America’s Favorite Holiday Movie: A Look Inside It’s a Wonderful Life
Time: 4:00 pm-5:00 pm
Voted the most inspirational film ever made by the American Film Institute, Frank Capra’s It’s a Wonderful Life has been a beloved Christmas classic for many generations.
The snowbound streets of Bedford Falls, the desperate travails of George Bailey, and the discovery of Zuzu’s petals have become traditional signatures of the holiday season. Yet when the film was released in 1946, it was a box-office flop, won no Academy Awards, and was largely forgotten—until it was rediscovered through endless airings on local TV stations beginning in the 1970s and on annual Christmas eve broadcasts on NBC starting in 1992.
Join us virtually at 4:00 p.m. on Sunday, December 12, as we host Brian Rose, professor emeritus at Fordham University, to examine the fascinating story of It’s a Wonderful Life, the challenges of how it was made, what it says about the problems of post-war America, and how it became the ultimate portrayal of holiday goodwill and cheer.

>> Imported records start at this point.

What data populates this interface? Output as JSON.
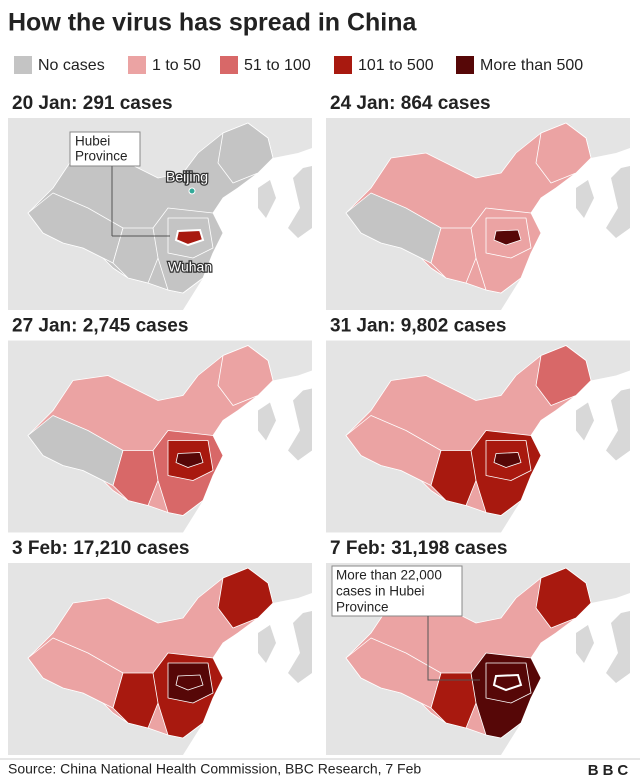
{
  "header": {
    "title": "How the virus has spread in China"
  },
  "legend": {
    "items": [
      {
        "label": "No cases",
        "color": "#c4c4c4"
      },
      {
        "label": "1 to 50",
        "color": "#eba3a3"
      },
      {
        "label": "51 to 100",
        "color": "#d86868"
      },
      {
        "label": "101 to 500",
        "color": "#a8190f"
      },
      {
        "label": "More than 500",
        "color": "#560707"
      }
    ]
  },
  "panels": [
    {
      "title": "20 Jan: 291 cases",
      "annotations": [
        "Hubei",
        "Province",
        "Beijing",
        "Wuhan"
      ]
    },
    {
      "title": "24 Jan: 864 cases"
    },
    {
      "title": "27 Jan: 2,745 cases"
    },
    {
      "title": "31 Jan: 9,802 cases"
    },
    {
      "title": "3 Feb: 17,210 cases"
    },
    {
      "title": "7 Feb: 31,198 cases",
      "annotations": [
        "More than 22,000",
        "cases in Hubei",
        "Province"
      ]
    }
  ],
  "footer": {
    "source": "Source: China National Health Commission, BBC Research, 7 Feb",
    "logo": "BBC"
  }
}
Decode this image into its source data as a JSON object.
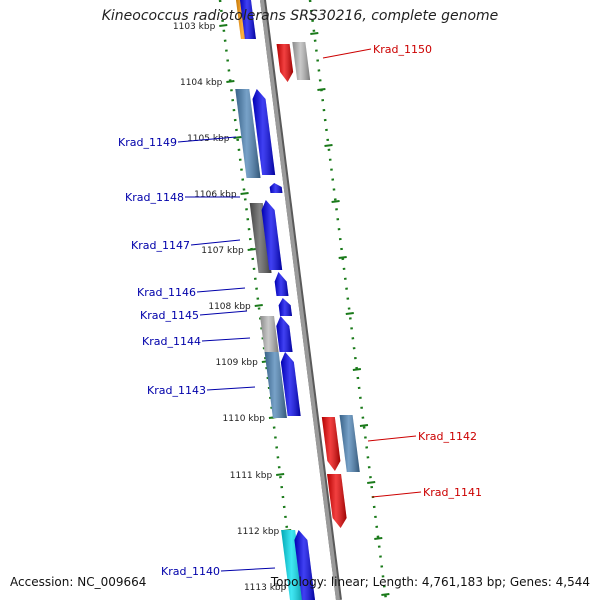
{
  "title": "Kineococcus radiotolerans SRS30216, complete genome",
  "footer": {
    "accession": "Accession: NC_009664",
    "summary": "Topology: linear; Length: 4,761,183 bp; Genes: 4,544"
  },
  "colors": {
    "forward_label": "#0000aa",
    "reverse_label": "#cc0000",
    "backbone": "#8a8a8a",
    "tick": "#1a7a1a",
    "blue": "#0000ee",
    "steel_blue": "#4a82b5",
    "red": "#ee0000",
    "gray": "#b8b8b8",
    "dark_gray": "#5a5a5a",
    "orange": "#ff9900",
    "cyan": "#00e0f0"
  },
  "ticks": [
    {
      "label": "1103 kbp"
    },
    {
      "label": "1104 kbp"
    },
    {
      "label": "1105 kbp"
    },
    {
      "label": "1106 kbp"
    },
    {
      "label": "1107 kbp"
    },
    {
      "label": "1108 kbp"
    },
    {
      "label": "1109 kbp"
    },
    {
      "label": "1110 kbp"
    },
    {
      "label": "1111 kbp"
    },
    {
      "label": "1112 kbp"
    },
    {
      "label": "1113 kbp"
    }
  ],
  "genes": [
    {
      "name": "Krad_1150",
      "strand": "reverse"
    },
    {
      "name": "Krad_1149",
      "strand": "forward"
    },
    {
      "name": "Krad_1148",
      "strand": "forward"
    },
    {
      "name": "Krad_1147",
      "strand": "forward"
    },
    {
      "name": "Krad_1146",
      "strand": "forward"
    },
    {
      "name": "Krad_1145",
      "strand": "forward"
    },
    {
      "name": "Krad_1144",
      "strand": "forward"
    },
    {
      "name": "Krad_1143",
      "strand": "forward"
    },
    {
      "name": "Krad_1142",
      "strand": "reverse"
    },
    {
      "name": "Krad_1141",
      "strand": "reverse"
    },
    {
      "name": "Krad_1140",
      "strand": "forward"
    }
  ]
}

BRIAN ROSE is a professor emeritus at Fordham University, where he taught for 38 years in the Department of Communication and Media Studies. He’s written several books on television history and cultural programming, and conducted more than a hundred Q&A’s with leading directors, actors, and writers for the Academy of Motion Picture Arts & Sciences, the Screen Actors Guild, the British Academy of Film and Television Arts, and the Directors Guild of America.